Subang, Netral.co.id – Lembaga Bantuan Hukum (LBH) Bandung melayangkan kritik tajam terhadap aparat kepolisian atas penangkapan 21 suporter Persikas Subang yang terjadi pada Rabu malam, 28 Mei 2025, dalam acara “Nganjang Ka Warga” yang dihadiri Gubernur Jawa Barat, Dedi Mulyadi.
Penangkapan itu dilakukan setelah para suporter membentangkan spanduk bertuliskan “Selamatkan Persikas”, sebagai bentuk penolakan terhadap dugaan pemindahan atau penjualan klub sepak bola kebanggaan warga Subang.
Direktur LBH Bandung, Heri Pramono, menyebut tindakan aparat sebagai bentuk penyalahgunaan kekuasaan dan pembungkaman ruang demokrasi.
“Aparat bertindak represif terhadap ekspresi damai anak-anak muda yang menyuarakan keresahan mereka. Sementara Gubernur justru menyampaikan pernyataan yang tak mencerminkan etika kepemimpinan,” kata Heri dalam keterangan tertulis, Minggu 1 Juni 2025.

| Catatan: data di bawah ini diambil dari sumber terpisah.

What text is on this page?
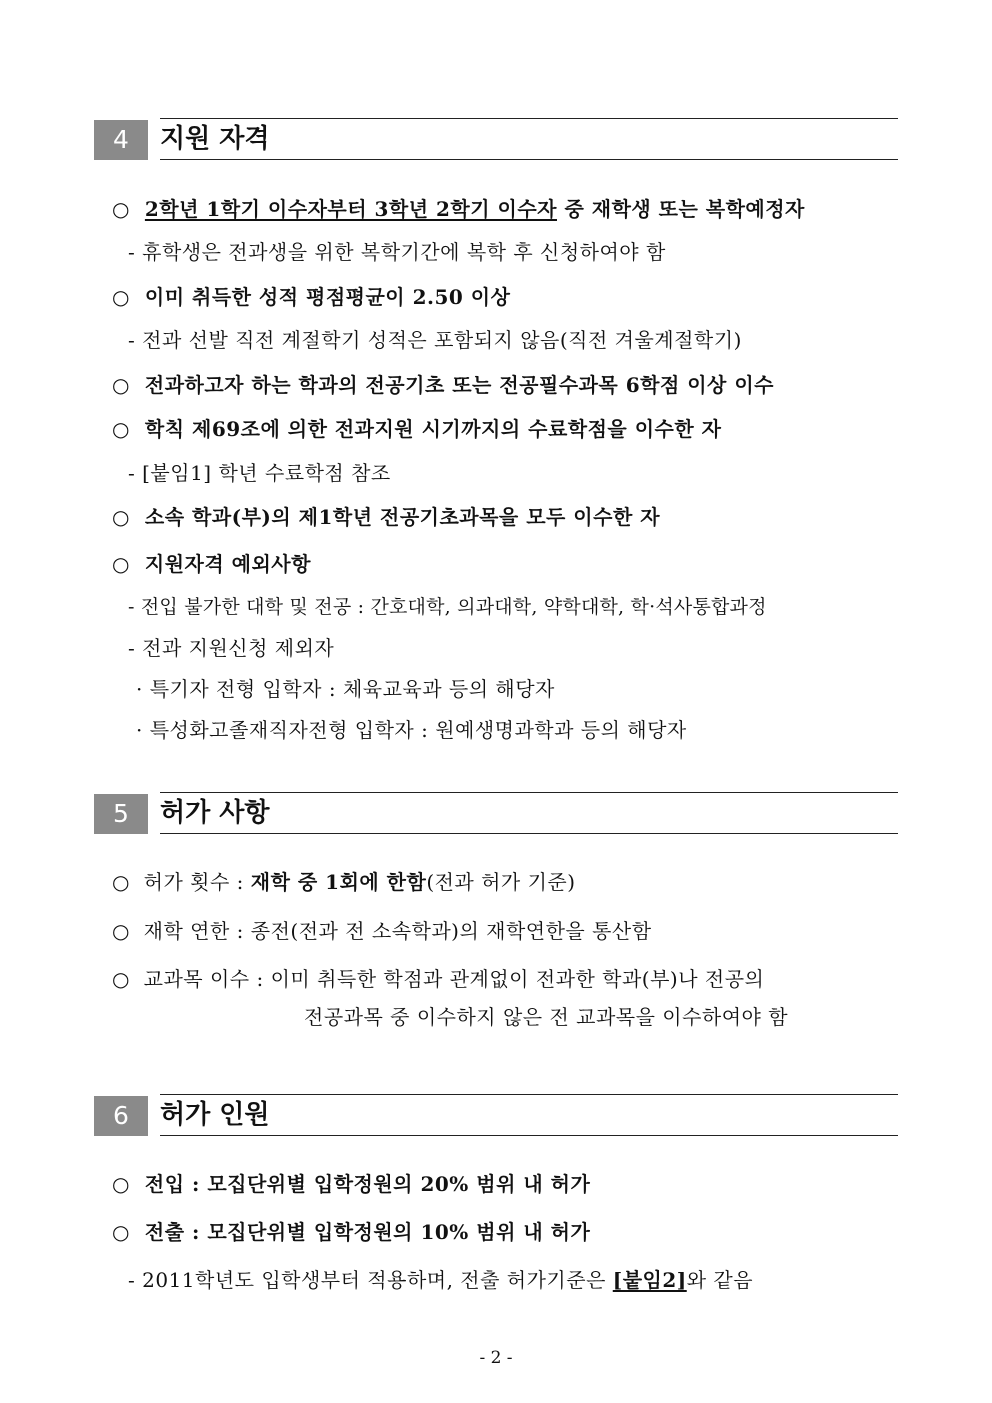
4	지원 자격
○ 2학년 1학기 이수자부터 3학년 2학기 이수자 중 재학생 또는 복학예정자
- 휴학생은 전과생을 위한 복학기간에 복학 후 신청하여야 함
○ 이미 취득한 성적 평점평균이 2.50 이상
- 전과 선발 직전 계절학기 성적은 포함되지 않음(직전 겨울계절학기)
○ 전과하고자 하는 학과의 전공기초 또는 전공필수과목 6학점 이상 이수
○ 학칙 제69조에 의한 전과지원 시기까지의 수료학점을 이수한 자
- [붙임1] 학년 수료학점 참조
○ 소속 학과(부)의 제1학년 전공기초과목을 모두 이수한 자
○ 지원자격 예외사항
- 전입 불가한 대학 및 전공 : 간호대학, 의과대학, 약학대학, 학·석사통합과정
- 전과 지원신청 제외자
· 특기자 전형 입학자 : 체육교육과 등의 해당자
· 특성화고졸재직자전형 입학자 : 원예생명과학과 등의 해당자
5	허가 사항
○ 허가 횟수 : 재학 중 1회에 한함(전과 허가 기준)
○ 재학 연한 : 종전(전과 전 소속학과)의 재학연한을 통산함
○ 교과목 이수 : 이미 취득한 학점과 관계없이 전과한 학과(부)나 전공의
전공과목 중 이수하지 않은 전 교과목을 이수하여야 함
6	허가 인원
○ 전입 : 모집단위별 입학정원의 20% 범위 내 허가
○ 전출 : 모집단위별 입학정원의 10% 범위 내 허가
- 2011학년도 입학생부터 적용하며, 전출 허가기준은 [붙임2]와 같음
- 2 -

LBH mencatat, 21 suporter ditangkap sekitar pukul 22.00 WIB dan dibawa ke Polsek Ciasem untuk diperiksa hingga dini hari. Tiga di antaranya diduga masih di bawah umur dan tidak mendapatkan pendampingan hukum. Sejumlah saksi menyebut para suporter dipaksa mengakui hal-hal yang tidak mereka lakukan.
Beredar pula foto-foto yang menunjukkan para suporter duduk berjongkok tanpa baju di hadapan aparat, yang menimbulkan kekhawatiran akan perlakuan tidak manusiawi.
Keesokan harinya, 29 Mei, belasan suporter kembali dijemput oleh petugas dari Unit Jatanras Satreskrim Polres Subang tanpa surat penangkapan resmi. Mereka diminta menandatangani dokumen tanpa penjelasan, dan ponsel mereka disita serta diminta dibuka secara paksa.
Pihak kepolisian menyatakan bahwa langkah tersebut diambil menindaklanjuti laporan panitia acara, dengan dalih untuk mengusut pihak yang dianggap bertanggung jawab atas aksi bentangan spanduk.
LBH menegaskan, tindakan tersebut tidak memiliki dasar hukum yang kuat, dan justru mengancam prinsip negara hukum serta perlindungan hak asasi warga negara.
LBH juga menyoroti pernyataan Gubernur Dedi Mulyadi yang dinilai tidak etis, karena menyatakan akan melacak rumah dan sekolah para suporter yang terlibat.
“Ini bentuk penyalahgunaan kekuasaan. Seorang pemimpin seharusnya membuka ruang kritik, bukan menciptakan ketakutan,” tegas Heri.
LBH Bandung menilai bahwa tindakan para suporter merupakan bentuk kebebasan berekspresi yang dijamin konstitusi, yakni Pasal 28E ayat (3) UUD 1945, Pasal 19 DUHAM, serta Kovenan Internasional Hak Sipil dan Politik (ICCPR) yang telah diratifikasi melalui UU No. 12 Tahun 2005.
“Selama tidak memuat kekerasan atau ujaran kebencian, ekspresi seperti membentangkan spanduk adalah sah dan tidak boleh dibatasi tanpa dasar hukum,” tambah Heri.
LBH mendesak agar Polres Subang dan pihak terkait bertanggung jawab atas prosedur penangkapan yang dinilai sewenang-wenang. Mereka juga meminta evaluasi menyeluruh terhadap praktik aparat penegak hukum dalam merespons aksi sipil yang damai.